この反応では塩素は触媒として働き、自らは化学変化を起こしてません。つまりこの反応のサイクルでオゾンは消滅しますが、塩素原子はまたもとの塩素原子に戻るので、1個の塩素原子でオゾン分子を何個でも消滅させることが出来ることになります。

塩素原子によるオゾン分子の消滅

以上がフロンによるオゾン層破壊のメカニズムです。

フロンだけではなく、一般にVOC(揮発性有機物)、すなわちトルエン、キシレンほか全ての有機物を含んだガスも多かれ少なかれオゾン層破壊を起こすと考えられます。従ってフロンだけを規制してもオゾン層破壊の原因を根絶したことにはならないだろうと思います。

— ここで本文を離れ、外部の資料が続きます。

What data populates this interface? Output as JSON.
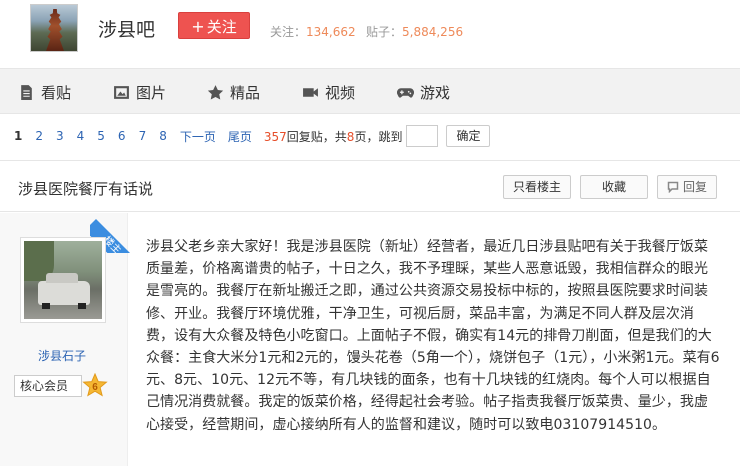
{
  "forum": {
    "name": "涉县吧",
    "follow_label": "关注",
    "follow_plus": "+",
    "stats": {
      "followers_label": "关注：",
      "followers": "134,662",
      "posts_label": "贴子：",
      "posts": "5,884,256"
    }
  },
  "nav": [
    {
      "label": "看贴",
      "icon": "document-icon"
    },
    {
      "label": "图片",
      "icon": "image-icon"
    },
    {
      "label": "精品",
      "icon": "star-icon"
    },
    {
      "label": "视频",
      "icon": "video-camera-icon"
    },
    {
      "label": "游戏",
      "icon": "gamepad-icon"
    }
  ],
  "pager": {
    "current": "1",
    "pages": [
      "2",
      "3",
      "4",
      "5",
      "6",
      "7",
      "8"
    ],
    "next": "下一页",
    "last": "尾页",
    "reply_count": "357",
    "reply_text": "回复贴，共",
    "page_count": "8",
    "page_text": "页，跳到",
    "jump_value": "",
    "go_label": "确定"
  },
  "thread": {
    "title": "涉县医院餐厅有话说",
    "only_op_label": "只看楼主",
    "favorite_label": "收藏",
    "reply_label": "回复"
  },
  "post": {
    "op_badge": "楼主",
    "author": "涉县石子",
    "member_label": "核心会员",
    "level": "6",
    "content": "涉县父老乡亲大家好！我是涉县医院（新址）经营者，最近几日涉县贴吧有关于我餐厅饭菜质量差，价格离谱贵的帖子，十日之久，我不予理睬，某些人恶意诋毁，我相信群众的眼光是雪亮的。我餐厅在新址搬迁之即，通过公共资源交易投标中标的，按照县医院要求时间装修、开业。我餐厅环境优雅，干净卫生，可视后厨，菜品丰富，为满足不同人群及层次消费，设有大众餐及特色小吃窗口。上面帖子不假，确实有14元的排骨刀削面，但是我们的大众餐：主食大米分1元和2元的，馒头花卷（5角一个），烧饼包子（1元），小米粥1元。菜有6元、8元、10元、12元不等，有几块钱的面条，也有十几块钱的红烧肉。每个人可以根据自己情况消费就餐。我定的饭菜价格，经得起社会考验。帖子指责我餐厅饭菜贵、量少，我虚心接受，经营期间，虚心接纳所有人的监督和建议，随时可以致电03107914510。"
  },
  "colors": {
    "accent_red": "#ee5350",
    "link_blue": "#2d64b3",
    "badge_blue": "#3b8de0",
    "count_red": "#e64e2a"
  }
}
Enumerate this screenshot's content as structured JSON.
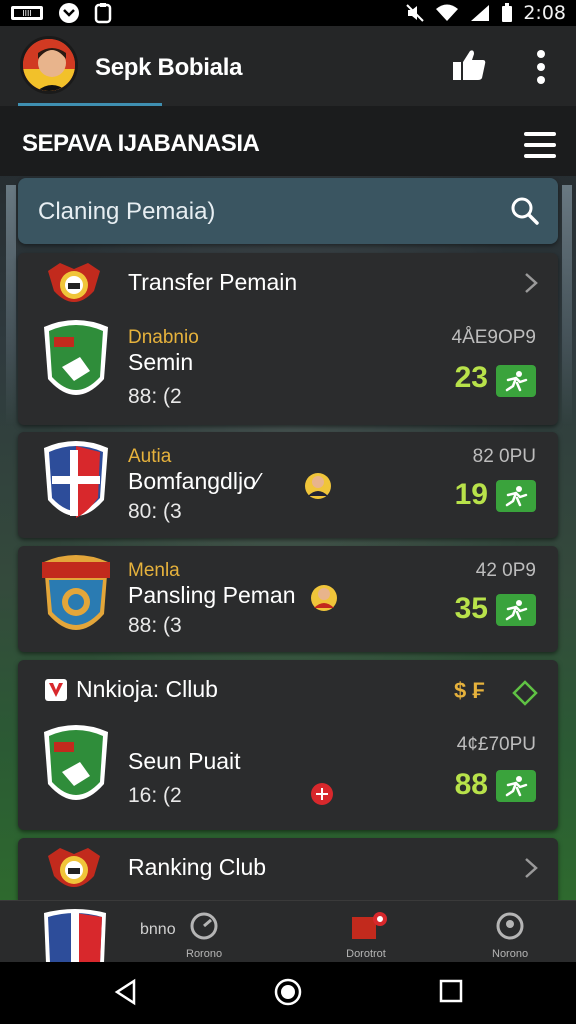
{
  "status_bar": {
    "time": "2:08"
  },
  "app_bar": {
    "title": "Sepk Bobiala"
  },
  "section": {
    "title": "SEPAVA IJABANASIA"
  },
  "search": {
    "placeholder": "Claning Pemaia)"
  },
  "transfer_card": {
    "header": "Transfer Pemain",
    "players": [
      {
        "category": "Dnabnio",
        "name": "Semin",
        "sub": "88: (2",
        "price": "4ÅE9OP9",
        "score": "23"
      },
      {
        "category": "Autia",
        "name": "Bomfangdljo⁄",
        "sub": "80: (3",
        "price": "82 0PU",
        "score": "19"
      },
      {
        "category": "Menla",
        "name": "Pansling Peman",
        "sub": "88: (3",
        "price": "42 0P9",
        "score": "35"
      }
    ]
  },
  "ranking_card": {
    "header": "Nnkioja: Cllub",
    "currency_label": "$ ₣",
    "player": {
      "name": "Seun Puait",
      "sub": "16: (2",
      "price": "4¢£70PU",
      "score": "88"
    }
  },
  "ranking_row": {
    "title": "Ranking Club"
  },
  "bottom_nav": {
    "items": [
      {
        "label": "bnno"
      },
      {
        "label": "Rorono"
      },
      {
        "label": "Dorotrot"
      },
      {
        "label": "Norono"
      }
    ]
  },
  "colors": {
    "accent": "#3aa33c",
    "score": "#b8e24a",
    "category": "#e6b23c",
    "search_bg": "#3a5561"
  }
}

オゾン層が特に破壊された領域をオゾンホールと呼んでます。

オゾンホールの下では有害紫外線のB波が強くなります。

次はオゾン層の厚みと紫外線の強度の関係に関するデータです。

ここでオゾン層の厚みを表す横軸の値の単位のDUは前述のm/atom-cmと同じでです。(たとえば320DUというのは地上に上空のオゾンを全て集めて1気圧、0℃としたときのオゾンの厚みが3.2mmということを意味します)

この図から紫外線の量はオゾン層の厚みにほぼ反比例しているようです。

紫外線量とオゾン層の厚み

次は気象庁による南半球でのオゾンホールの面積の変化のグラフです。

上の図は1年の間の変動で、下がこれまでの変化です。

オゾンホール年間変動 オゾンホール面積比

オゾンホールの面積は2500万平方キロメートルに達してます。

私が代表取締役をしているエコデザイン株式会社はオゾン発生器を作ってますが、その話をするとオゾン層に出来たオゾンホールをオゾン発生器で発生させるオゾンで埋められるかと聞かれることがあります。

仮に2500万キロメートルのオゾンホールに厚み2mm(200DU)のオゾン層を作るとすると、50立方kmのオゾンが必要です。1立方メートルのオゾンは約2kgです。従って50立方kmのオゾンというのは1億トンになります。この量のオゾンを生産するには世界中のオゾン発生器を全てフル稼働したとしても100年以上かかるでしょう。それにオゾンは消滅していくので、実際にはオゾン発生器のオゾンでオゾンホールにオゾンを満たすのは不可能な話です。

地球のオゾン層を守るにはフロンやVOC(揮発性有機物)の放出を減らす以外の方法はないと思います。